Crowdfunding is a method of raising capital through collective effort of friends, family, customers and individual investors.
This approach taps into the collective efforts of large pool of individuals primarily online via social media and crowdfunding platforms. Apart from raising capital, crowdfunding is also a way to create awareness among the masses and support for a project from the people around you.
Simply put, its means of funding that allows individuals to make their ideas a reality with the power of “Crowd”.
Types of crowdfunding in India
“Coming together is the beginning”, a tagline applies to the emerging Crowdfunding industries in India.
Crowdfunding has exploded new ways to raise funds for start-ups, social sector, real estate, inventions and so on.
In short crowd-funding platforms are proliferating. Very different models are being tried and tested by different players in this sector.
Today in India we have three types of crowd funding: donation and reward based model, lending model and equity based model.
However, traditional venture capital investments, equity based crowd funding, donation based crowd funding and lending based crowd funding is eventually moving out of scope area whereas, reward-based crowd-funding, pre-financing of products, art, music, films, social space, software or scientific research is in-scope.
It is imperative to note here that, equity based crowdfunding is illegal in India.
The prospects of crowdfunding in India
The global crowd-funding industry generated about USD 34.4 billion in 2015.
In India, transaction value in the “Crowd-funding” segment amounts to a meagre USD 6 million in 2017.
Transaction value is expected to show an annual growth rate (CAGR 2017-2021) of 24.8 percent resulting in the total amount of USD 16 million in 2021.
The average funding per campaign in this segment amounts to USD 171.60 in 2017. Also in this segment the number of funding campaigns is expected to amount to 60301 by 2021.
According to Bloomberg, India is second largest internet market with more than 342 million mobile users and online payments options which make it easy to give money.
Not only this population of 1.2 billion with the rising middle class segment is a boon to the power of capital formation necessary for crowd-funding.
Crowdfunding expanding to real estate
Crowdfunding is a new model but with passing time it is covering most of the sectors from social to health. That concept has now been carried over to the real estate industry and real estate crowdfunding took off with hundreds of millions of dollars raised in 2015.
The most used method for real estate crowdfunding is “equity crowdfunding” which helps individual become partial owners in distinct properties, allowing them to participate alongside real-estate companies who acquire, redevelop, or build.
Investors invest passively; they don’t have to manage the property and are entitled to a fixed share of profits. The range of fees charged by a platform for this is typically between 0.5-3 percent annually.
Most investors in a crowdfunded real-estate project are professionals – from doctors and lawyers to executives and small-business owners.

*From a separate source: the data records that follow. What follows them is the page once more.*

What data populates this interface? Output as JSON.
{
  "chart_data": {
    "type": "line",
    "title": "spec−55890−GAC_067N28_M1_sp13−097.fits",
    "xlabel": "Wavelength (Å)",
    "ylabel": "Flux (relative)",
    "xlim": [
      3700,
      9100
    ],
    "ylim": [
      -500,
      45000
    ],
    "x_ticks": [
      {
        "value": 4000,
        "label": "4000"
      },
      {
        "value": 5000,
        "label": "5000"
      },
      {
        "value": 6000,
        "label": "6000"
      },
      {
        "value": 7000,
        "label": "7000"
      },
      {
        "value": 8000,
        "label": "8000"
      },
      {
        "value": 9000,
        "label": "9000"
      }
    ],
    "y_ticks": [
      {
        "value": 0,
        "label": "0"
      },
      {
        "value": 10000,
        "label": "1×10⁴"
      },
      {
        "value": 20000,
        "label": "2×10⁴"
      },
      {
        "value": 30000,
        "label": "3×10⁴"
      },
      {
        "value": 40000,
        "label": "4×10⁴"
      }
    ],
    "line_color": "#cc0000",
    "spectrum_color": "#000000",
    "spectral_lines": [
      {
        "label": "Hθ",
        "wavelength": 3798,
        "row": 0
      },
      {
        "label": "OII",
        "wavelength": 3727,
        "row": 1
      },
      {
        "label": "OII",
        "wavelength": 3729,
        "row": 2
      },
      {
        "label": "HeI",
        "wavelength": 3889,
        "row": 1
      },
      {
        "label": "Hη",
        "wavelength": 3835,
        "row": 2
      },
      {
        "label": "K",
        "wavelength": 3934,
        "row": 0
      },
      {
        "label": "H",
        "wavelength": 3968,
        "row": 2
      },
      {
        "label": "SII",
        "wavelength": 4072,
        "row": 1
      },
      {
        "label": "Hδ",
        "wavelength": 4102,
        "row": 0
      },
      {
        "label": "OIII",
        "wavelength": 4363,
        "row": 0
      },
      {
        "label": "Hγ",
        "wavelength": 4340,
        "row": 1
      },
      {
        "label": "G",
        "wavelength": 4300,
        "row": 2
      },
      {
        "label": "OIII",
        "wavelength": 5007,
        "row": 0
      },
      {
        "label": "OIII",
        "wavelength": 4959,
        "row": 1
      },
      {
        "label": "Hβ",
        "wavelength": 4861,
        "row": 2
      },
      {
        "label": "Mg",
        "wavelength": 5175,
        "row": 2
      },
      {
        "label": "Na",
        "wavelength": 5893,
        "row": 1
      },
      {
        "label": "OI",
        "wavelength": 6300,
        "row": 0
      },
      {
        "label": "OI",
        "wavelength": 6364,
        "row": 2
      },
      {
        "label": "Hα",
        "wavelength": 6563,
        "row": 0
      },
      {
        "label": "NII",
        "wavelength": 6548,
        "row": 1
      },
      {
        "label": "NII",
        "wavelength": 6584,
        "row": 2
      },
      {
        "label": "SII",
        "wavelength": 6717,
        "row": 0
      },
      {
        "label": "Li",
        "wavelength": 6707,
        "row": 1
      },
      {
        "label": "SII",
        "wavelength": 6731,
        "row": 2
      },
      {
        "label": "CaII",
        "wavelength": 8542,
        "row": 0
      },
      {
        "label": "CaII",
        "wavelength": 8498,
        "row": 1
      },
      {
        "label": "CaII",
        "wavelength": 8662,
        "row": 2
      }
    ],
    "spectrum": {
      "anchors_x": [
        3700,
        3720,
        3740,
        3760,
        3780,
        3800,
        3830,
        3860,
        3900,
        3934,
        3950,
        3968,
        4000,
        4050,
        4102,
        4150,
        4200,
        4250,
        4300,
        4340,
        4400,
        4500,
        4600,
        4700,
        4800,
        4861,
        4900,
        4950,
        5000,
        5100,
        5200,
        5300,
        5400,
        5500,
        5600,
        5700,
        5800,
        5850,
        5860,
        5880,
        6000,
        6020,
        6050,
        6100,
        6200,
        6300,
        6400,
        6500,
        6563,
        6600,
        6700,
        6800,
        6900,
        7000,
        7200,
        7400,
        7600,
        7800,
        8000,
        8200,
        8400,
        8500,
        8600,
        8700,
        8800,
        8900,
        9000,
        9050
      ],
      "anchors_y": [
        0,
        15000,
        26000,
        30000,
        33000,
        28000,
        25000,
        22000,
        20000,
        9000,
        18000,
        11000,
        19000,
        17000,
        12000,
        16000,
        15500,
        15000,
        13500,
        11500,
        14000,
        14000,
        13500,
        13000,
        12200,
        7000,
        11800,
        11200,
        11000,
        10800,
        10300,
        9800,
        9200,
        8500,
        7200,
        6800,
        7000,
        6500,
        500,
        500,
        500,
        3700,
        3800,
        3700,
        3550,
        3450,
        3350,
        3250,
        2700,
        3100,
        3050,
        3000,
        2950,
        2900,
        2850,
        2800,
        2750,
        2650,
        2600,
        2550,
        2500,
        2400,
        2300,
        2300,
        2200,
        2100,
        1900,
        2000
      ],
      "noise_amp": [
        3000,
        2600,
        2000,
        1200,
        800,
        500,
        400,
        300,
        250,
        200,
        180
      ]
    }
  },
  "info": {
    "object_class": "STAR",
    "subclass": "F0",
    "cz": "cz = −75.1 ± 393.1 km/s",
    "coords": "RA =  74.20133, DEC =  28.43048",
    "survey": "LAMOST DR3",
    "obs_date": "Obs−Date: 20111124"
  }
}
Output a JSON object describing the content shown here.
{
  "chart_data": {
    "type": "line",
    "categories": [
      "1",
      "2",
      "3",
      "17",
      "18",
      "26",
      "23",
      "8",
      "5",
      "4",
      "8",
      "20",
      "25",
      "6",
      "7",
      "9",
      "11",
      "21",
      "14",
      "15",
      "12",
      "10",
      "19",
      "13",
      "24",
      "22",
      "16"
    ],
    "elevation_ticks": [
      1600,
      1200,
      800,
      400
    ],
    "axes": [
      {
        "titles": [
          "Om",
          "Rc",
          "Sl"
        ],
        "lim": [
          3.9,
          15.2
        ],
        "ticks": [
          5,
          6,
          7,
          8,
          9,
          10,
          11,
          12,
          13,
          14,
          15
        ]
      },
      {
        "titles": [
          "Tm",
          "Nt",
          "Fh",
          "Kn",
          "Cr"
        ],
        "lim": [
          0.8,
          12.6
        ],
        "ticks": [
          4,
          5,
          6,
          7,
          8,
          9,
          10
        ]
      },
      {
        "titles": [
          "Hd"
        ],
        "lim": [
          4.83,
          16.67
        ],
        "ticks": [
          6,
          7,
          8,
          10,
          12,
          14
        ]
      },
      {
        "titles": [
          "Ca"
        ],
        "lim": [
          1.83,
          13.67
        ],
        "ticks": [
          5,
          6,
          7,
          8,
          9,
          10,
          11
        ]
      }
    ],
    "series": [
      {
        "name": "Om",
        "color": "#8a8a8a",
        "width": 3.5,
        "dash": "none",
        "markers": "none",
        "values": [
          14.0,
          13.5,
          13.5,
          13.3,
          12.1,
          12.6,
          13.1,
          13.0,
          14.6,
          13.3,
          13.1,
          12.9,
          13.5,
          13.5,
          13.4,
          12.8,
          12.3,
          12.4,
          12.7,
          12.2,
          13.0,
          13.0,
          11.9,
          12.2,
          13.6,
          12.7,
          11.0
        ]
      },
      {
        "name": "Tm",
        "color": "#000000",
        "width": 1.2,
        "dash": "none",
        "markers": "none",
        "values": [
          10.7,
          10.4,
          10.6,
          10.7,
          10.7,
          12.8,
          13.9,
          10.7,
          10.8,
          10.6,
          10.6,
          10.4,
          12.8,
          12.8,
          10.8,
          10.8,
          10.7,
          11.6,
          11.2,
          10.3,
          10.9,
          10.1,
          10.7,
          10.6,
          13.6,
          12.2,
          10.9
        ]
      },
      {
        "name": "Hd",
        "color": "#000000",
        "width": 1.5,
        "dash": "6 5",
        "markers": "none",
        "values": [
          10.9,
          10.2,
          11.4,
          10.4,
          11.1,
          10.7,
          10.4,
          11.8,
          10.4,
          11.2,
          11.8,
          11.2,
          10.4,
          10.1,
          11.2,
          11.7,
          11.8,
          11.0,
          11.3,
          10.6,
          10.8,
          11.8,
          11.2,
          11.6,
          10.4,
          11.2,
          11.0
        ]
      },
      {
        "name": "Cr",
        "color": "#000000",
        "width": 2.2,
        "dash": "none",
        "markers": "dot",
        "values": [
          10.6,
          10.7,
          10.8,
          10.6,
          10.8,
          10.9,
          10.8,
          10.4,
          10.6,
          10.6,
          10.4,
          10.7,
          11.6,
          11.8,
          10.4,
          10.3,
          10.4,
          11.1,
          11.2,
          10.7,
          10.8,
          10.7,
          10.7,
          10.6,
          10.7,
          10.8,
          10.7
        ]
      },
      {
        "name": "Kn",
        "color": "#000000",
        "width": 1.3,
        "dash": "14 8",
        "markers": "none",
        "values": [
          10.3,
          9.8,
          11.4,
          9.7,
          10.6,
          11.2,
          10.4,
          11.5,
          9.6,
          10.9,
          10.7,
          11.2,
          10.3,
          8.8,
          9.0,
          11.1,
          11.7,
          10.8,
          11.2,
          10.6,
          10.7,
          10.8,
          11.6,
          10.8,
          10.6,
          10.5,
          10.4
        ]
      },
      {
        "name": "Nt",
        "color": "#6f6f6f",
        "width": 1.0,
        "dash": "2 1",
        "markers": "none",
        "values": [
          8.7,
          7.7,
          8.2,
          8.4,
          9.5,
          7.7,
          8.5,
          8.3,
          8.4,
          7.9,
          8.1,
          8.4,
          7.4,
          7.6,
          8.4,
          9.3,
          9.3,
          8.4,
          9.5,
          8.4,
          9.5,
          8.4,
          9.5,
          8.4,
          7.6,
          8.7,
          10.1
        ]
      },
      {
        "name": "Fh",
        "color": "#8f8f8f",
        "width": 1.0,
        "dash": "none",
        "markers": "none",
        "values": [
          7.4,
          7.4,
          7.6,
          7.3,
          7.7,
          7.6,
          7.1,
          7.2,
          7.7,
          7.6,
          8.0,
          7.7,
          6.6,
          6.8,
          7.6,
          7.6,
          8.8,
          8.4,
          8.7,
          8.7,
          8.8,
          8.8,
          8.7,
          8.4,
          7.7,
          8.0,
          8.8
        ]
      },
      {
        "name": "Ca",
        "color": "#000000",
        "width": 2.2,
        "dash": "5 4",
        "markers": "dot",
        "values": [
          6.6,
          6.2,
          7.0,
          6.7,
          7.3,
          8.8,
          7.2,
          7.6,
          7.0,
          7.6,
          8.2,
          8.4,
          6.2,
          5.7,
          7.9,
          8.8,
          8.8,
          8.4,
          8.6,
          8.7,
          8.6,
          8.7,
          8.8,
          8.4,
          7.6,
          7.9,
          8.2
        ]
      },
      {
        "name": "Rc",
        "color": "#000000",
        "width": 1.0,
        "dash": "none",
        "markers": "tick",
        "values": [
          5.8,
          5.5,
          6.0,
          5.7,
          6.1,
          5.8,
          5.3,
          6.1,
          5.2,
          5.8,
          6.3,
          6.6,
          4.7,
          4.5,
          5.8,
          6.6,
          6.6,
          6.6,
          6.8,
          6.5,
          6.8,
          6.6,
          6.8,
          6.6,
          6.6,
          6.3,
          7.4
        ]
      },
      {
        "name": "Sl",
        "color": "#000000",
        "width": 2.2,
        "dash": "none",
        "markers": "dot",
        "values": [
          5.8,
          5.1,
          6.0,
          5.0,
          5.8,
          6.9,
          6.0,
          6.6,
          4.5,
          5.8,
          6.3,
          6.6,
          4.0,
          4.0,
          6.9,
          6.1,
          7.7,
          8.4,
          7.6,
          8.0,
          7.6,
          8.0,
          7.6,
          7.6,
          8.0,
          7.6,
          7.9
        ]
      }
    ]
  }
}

For these individuals, real-estate crowdfunding offers the opportunity to participate in the ownership of projects that were previously available chiefly to institutional investors.
It’s now common for a real-estate project to be funded with a combination of a bank loan, funds from the real-estate company itself and investments from both crowdfunded investors and non-crowdfunded investors.
Another type of crowdfunding used for real estate is syndicated debt crowdfunding. This fast growing platform takes some or all of an existing real-estate loan, secured by a deed on the underlying property, and syndicate it out to a network of individual investors at a fixed rate of return.
Less riskier than equity investment, here debt investors are entitled to repayment before equity investors earn a return.
Then we have the platform-issued also known as the “pre-filled” debt crowdfunding where individuals invest in a real-estate-backed loan, but the platform acts as the lender, doing their own diligence and issuing a loan to the borrower, removing the middleman.
Most of these loans are for small and compact homes that the borrower is planning to renovate and resell for a quick profit. Platforms typically charge an annual fee of 0.5 -1.5%.
Clearly, crowdfunding as a concept will gain traction in India in coming years.